After my first basketball game of the season, I decided to sit for the national anthem before the game had started. My coach wanted to understand why, so he decided to come talk to me and my parents after the game. And we had a good conversation. He wanted me to be able to elaborate, so my parents were like, ‘hey, why not write an essay?’ So I wrote it and gave it to my coach, and he was like ‘wow, you should give it to somebody,’ and I said OK. And he took care of the rest, really.
(Was it) Something you’d been thinking about for a long time but maybe hadn’t articulated into words until that point?
Yeah. Honestly, since I was way younger, since like fifth grade I started to think about it more and more. This summer, I just got fed up with it and just, I started to think of ways that I could help or try and express myself, really so people would understand my perspective on it.
It’s only been 50 short years since housing discrimination based on color was outlawed in the city of East Lansing. How do you feel about the fact that this apology is now coming five decades later?
I wish it would’ve come sooner, but I’m glad it’s happening. It’s necessary to heal so that everybody will be able to get over things. I’m pretty sure there are certain people that are ‘salty,’ I should say, because they weren’t able to live here and they were forced to buy a house somewhere else or even leave the state because they wanted to actually get good housing and good schools.
One of my colleagues, Scott Pohl, spoke with East Lansing Mayor Mark Meadows. He asked him why he thought it had taken so long for the city to issue this apology:
For us, I felt like it was an easy choice. And it may be easy to apologize many years afterwards. But for some reason, it always seems like there’s at least some portion of the community that is offended by the idea that since they were never really involved in it, they don’t want anybody to apologize. Well, I think it’s appropriate for us to (apologize). But that isn’t enough. It isn’t enough just to apologize.
I feel like that’s a lot of people’s view on many things. It’s like, when you’re a kid and if you’ve ever had a sibling, it’s like, they make a mess and your mom says, ‘clean it up.’ And you say, ‘but I didn’t do it; it’s not my fault.’ But you’re always taught to try and clean it up. You have to try and clean it up so the house can be clean. Why not just take a little part, a little increment, even if it’s not you.
Have you been surprised by the reaction to this essay?

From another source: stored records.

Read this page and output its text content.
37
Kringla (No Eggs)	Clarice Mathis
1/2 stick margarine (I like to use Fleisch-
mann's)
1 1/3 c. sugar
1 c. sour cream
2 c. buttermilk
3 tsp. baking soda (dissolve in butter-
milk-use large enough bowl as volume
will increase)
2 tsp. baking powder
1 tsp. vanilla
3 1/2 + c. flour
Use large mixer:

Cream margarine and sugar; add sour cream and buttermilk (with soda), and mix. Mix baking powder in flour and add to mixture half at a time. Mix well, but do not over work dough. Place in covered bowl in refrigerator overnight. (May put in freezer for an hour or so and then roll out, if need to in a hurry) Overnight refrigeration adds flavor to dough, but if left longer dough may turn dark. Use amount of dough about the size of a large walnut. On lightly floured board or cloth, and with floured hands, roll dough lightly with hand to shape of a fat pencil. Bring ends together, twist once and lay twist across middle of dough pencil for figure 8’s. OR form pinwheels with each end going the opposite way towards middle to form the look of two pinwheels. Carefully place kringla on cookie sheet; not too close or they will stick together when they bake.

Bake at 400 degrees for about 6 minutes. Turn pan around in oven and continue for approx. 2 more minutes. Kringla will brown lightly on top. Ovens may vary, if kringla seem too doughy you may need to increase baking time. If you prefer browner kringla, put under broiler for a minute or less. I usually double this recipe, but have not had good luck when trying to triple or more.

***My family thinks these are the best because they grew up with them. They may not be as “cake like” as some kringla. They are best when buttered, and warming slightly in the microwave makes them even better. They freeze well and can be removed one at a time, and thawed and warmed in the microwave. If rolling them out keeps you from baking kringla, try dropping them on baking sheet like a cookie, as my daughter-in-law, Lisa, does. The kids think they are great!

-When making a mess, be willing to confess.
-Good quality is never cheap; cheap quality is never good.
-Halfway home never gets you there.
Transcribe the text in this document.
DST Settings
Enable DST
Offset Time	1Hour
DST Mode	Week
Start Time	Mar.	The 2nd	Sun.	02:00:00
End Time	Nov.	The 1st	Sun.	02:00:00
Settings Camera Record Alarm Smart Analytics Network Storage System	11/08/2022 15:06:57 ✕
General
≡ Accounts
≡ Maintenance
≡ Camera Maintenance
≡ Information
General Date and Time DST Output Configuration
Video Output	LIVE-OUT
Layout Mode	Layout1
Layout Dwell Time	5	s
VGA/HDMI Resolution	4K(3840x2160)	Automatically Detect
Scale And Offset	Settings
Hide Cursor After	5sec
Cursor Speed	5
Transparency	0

You have no idea! I thought that...I never...I’m at a loss for words on how quickly this is happening. I thought it would take way longer than this. It’s been so amazing and everybody’s been so supportive that it’s special.
How do you feel about being a young man of color in 2018 living in East Lansing?
Man, I feel special. Because to think that 50 years ago, there was maybe a handful of blacks my age that were actually able to live here. Maybe college students or something...but people my age that are growing up in East Lansing? Just to think that now I’m able to do that...it just makes me happy.